One debate that won’t take place is a contest that has been hosted in the past by the law school, the League of Women Voters and KXLY. Stephen Sepinuck, a Gonzaga professor who helped organize previous debates in the district with those partners, said it was unfortunate the congresswoman declined their request. Brown accepted the invitation.
KXLY is instead finalizing details to broadcast the Greater Spokane event on Oct. 17, said Melissa Luck, news director for the local ABC affiliate.
The groups sponsored a nationally televised debate between George Nethercutt and Rep. Tom Foley in 1994, a few weeks before Nethercutt’s historic upset, and again in 2004 when Nethercutt ran against Sen. Patty Murray for her seat.
“I’m sure they get a lot of requests. I have no doubt about that,” Sepinuck said. “I don’t think every request is equal.”
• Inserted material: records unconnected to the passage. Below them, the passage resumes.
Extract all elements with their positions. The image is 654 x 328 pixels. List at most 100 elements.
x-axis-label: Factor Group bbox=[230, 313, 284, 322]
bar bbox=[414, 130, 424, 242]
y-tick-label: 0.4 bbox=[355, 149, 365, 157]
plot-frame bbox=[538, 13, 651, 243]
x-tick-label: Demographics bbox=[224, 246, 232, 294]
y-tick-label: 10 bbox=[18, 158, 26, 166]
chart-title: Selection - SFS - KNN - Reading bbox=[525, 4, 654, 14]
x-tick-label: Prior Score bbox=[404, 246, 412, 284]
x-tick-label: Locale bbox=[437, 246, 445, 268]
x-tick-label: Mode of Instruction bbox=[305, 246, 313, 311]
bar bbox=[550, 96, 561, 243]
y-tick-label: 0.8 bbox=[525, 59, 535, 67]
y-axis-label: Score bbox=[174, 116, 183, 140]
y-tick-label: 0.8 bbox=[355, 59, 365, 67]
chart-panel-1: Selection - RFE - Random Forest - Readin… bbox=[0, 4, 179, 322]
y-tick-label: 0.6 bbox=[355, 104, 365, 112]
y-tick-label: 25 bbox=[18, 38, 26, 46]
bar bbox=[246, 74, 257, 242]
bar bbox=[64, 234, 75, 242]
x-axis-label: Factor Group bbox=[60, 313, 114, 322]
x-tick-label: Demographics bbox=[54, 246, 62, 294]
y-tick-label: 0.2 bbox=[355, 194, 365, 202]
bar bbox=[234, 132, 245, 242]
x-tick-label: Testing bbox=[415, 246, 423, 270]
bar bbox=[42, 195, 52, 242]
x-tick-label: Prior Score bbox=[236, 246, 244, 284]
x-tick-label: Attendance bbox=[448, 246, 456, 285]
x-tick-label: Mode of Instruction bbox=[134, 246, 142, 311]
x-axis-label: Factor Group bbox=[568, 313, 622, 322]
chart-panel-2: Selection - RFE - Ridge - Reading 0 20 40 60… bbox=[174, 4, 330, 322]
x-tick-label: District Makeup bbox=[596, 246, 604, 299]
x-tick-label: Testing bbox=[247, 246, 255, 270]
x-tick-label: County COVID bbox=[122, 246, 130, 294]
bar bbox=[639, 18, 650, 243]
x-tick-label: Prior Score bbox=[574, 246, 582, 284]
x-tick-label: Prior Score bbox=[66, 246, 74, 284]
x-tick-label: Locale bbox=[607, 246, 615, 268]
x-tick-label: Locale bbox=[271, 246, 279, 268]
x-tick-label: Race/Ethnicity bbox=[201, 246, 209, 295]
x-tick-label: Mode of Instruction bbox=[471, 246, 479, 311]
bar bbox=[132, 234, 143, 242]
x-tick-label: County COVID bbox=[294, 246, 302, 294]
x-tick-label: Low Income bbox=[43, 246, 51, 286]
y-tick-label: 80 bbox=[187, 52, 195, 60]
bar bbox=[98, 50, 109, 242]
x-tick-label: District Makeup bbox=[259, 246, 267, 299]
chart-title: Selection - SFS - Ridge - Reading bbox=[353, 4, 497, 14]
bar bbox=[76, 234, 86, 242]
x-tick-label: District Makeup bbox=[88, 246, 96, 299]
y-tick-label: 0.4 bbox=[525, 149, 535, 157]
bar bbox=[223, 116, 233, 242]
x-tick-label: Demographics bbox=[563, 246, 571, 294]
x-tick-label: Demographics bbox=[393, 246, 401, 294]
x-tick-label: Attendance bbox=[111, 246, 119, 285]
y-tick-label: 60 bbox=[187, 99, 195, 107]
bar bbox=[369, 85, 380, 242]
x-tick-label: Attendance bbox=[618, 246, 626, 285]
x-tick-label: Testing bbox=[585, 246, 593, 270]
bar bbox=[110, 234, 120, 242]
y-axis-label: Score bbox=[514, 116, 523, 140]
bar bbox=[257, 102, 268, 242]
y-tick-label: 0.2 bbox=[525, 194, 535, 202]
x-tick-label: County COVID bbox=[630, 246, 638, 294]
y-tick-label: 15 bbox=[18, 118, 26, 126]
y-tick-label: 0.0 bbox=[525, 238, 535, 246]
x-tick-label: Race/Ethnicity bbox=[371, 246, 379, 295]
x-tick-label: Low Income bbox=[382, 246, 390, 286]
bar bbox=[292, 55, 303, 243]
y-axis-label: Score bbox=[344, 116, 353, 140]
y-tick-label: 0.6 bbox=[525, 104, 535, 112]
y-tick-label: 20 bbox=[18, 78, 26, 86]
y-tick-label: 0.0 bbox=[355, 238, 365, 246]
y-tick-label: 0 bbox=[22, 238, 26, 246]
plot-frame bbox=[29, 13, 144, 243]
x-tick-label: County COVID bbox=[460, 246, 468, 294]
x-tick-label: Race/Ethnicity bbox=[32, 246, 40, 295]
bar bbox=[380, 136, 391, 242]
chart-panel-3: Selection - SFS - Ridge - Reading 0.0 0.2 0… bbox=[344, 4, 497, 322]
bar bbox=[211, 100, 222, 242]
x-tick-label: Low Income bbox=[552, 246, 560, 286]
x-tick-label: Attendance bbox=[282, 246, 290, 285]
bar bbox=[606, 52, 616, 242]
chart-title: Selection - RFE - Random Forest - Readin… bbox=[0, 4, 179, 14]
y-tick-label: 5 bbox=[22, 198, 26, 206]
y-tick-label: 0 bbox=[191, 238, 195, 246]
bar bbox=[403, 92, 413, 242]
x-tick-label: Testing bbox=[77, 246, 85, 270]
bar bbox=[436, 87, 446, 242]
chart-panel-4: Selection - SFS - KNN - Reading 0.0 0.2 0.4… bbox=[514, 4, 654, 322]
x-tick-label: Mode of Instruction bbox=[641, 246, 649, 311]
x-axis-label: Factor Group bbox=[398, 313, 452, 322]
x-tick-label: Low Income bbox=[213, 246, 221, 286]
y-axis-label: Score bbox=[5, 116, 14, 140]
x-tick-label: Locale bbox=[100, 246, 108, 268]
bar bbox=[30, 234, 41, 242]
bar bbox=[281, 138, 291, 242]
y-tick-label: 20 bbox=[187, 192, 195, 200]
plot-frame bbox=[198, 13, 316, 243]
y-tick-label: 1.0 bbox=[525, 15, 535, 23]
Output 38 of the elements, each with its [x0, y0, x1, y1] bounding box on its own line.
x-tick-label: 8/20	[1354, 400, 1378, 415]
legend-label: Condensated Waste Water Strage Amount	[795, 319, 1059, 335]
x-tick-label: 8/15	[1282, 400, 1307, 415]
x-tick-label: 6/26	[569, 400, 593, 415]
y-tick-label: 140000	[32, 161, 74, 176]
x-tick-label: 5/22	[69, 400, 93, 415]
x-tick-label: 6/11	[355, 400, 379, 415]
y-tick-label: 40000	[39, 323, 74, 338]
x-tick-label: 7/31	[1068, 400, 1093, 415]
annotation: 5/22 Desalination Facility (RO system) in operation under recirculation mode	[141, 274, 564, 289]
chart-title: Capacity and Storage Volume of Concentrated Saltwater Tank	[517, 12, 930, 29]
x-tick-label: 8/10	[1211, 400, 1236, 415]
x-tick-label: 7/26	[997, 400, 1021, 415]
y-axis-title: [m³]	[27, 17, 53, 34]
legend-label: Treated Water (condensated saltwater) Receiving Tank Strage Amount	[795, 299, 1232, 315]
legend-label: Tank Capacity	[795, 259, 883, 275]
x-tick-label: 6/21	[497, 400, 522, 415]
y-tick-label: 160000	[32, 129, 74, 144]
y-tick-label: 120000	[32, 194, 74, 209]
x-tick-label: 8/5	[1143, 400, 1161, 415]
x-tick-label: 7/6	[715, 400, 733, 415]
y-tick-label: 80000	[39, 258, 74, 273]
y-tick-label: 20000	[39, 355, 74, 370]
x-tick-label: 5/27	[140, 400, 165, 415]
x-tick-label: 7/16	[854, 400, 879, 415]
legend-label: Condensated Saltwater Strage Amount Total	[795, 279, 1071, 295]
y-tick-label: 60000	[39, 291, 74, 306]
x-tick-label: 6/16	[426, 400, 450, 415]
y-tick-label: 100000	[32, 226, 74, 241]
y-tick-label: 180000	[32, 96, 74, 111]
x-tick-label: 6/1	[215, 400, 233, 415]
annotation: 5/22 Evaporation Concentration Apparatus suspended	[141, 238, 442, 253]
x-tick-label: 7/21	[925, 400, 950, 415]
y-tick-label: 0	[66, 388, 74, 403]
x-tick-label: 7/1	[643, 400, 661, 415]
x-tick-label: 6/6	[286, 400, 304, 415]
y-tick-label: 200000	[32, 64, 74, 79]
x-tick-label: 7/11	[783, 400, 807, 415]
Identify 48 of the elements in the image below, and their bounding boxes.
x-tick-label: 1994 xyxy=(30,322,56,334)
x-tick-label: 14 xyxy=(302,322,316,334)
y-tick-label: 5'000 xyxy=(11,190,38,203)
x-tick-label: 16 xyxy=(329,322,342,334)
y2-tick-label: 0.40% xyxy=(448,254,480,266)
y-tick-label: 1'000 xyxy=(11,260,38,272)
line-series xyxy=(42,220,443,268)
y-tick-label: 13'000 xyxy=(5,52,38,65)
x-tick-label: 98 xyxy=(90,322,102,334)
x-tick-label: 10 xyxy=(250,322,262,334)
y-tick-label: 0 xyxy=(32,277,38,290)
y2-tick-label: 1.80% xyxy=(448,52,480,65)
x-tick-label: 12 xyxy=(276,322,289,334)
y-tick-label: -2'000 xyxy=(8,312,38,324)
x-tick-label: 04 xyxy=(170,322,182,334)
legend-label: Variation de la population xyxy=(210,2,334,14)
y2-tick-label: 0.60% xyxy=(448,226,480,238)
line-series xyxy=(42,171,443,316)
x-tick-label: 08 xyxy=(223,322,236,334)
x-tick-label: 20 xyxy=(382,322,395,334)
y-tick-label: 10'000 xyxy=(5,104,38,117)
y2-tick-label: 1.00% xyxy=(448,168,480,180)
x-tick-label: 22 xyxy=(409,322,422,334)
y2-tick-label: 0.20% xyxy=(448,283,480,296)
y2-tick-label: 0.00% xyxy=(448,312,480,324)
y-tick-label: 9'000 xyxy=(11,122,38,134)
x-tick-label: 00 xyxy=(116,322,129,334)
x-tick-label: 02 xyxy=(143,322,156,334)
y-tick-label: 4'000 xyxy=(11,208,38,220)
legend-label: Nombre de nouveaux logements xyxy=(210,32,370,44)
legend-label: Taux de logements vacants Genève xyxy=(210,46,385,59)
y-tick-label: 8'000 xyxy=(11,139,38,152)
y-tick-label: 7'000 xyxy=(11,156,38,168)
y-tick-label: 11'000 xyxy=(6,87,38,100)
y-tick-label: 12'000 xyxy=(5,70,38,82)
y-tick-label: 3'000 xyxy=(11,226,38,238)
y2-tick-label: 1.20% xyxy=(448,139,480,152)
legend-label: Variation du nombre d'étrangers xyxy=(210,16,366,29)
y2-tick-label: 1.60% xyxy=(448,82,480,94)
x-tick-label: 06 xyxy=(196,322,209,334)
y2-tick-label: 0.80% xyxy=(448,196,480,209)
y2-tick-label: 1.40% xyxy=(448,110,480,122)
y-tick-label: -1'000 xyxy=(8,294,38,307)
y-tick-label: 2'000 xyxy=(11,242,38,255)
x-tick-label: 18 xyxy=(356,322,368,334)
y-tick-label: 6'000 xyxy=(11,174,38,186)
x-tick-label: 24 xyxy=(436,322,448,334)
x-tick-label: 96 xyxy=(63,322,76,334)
The Gonzaga debate would not have followed the “town hall” format, Sepinuck said, instead relying upon panelists to pepper the candidates with questions. The format would have included time for follow-up questions and would have been geared more toward governing philosophy questions than strictly on policy, he said.
“This is the third time these organizations have come together, and this is the first time our request has been denied,” Sepinuck said.
Pamela Behring, the president of the local chapter of the League of Women Voters, said they were also disappointed by the decision. The league has asked the congresswoman to appear at their own, independent events during past general elections, but those invitations haven’t been accepted.
“We did ask immediately after the election results were in, and we did open it up to her preferences,” Behring said.
Powell, the spokesman for McMorris Rodgers, pointed out that Congress will continue to be in session throughout the fall, and the congresswoman couldn’t neglect her duties in Washington, D.C., to campaign.
“She has a job to do, the people elected her for a two-year term,” Powell said. “She needs to be in Washington, D.C., advocating for their interests.”
Riordan, Brown’s campaign manager, asked if four events were enough for all those hoping to hear from candidates before they vote in what is shaping up to be the most competitive race for Eastern Washington’s seat in more than a decade.
“We think as a candidate, and a current congresswoman, she should be open to meeting and engaging with constituents, to reach as many voters as possible,” Riordan said.
Congress is scheduled to reconvene Tuesday after its annual August recess that lasted all month. The Spokesman-Review event is scheduled during the only district work week Congress has scheduled for September. The chamber is scheduled to meet for the first two months of October before a recess lasting through the November midterms.
Powell noted that McMorris Rodgers will hold a town hall geared toward veterans on Friday in Walla Walla, her 12th such event this year.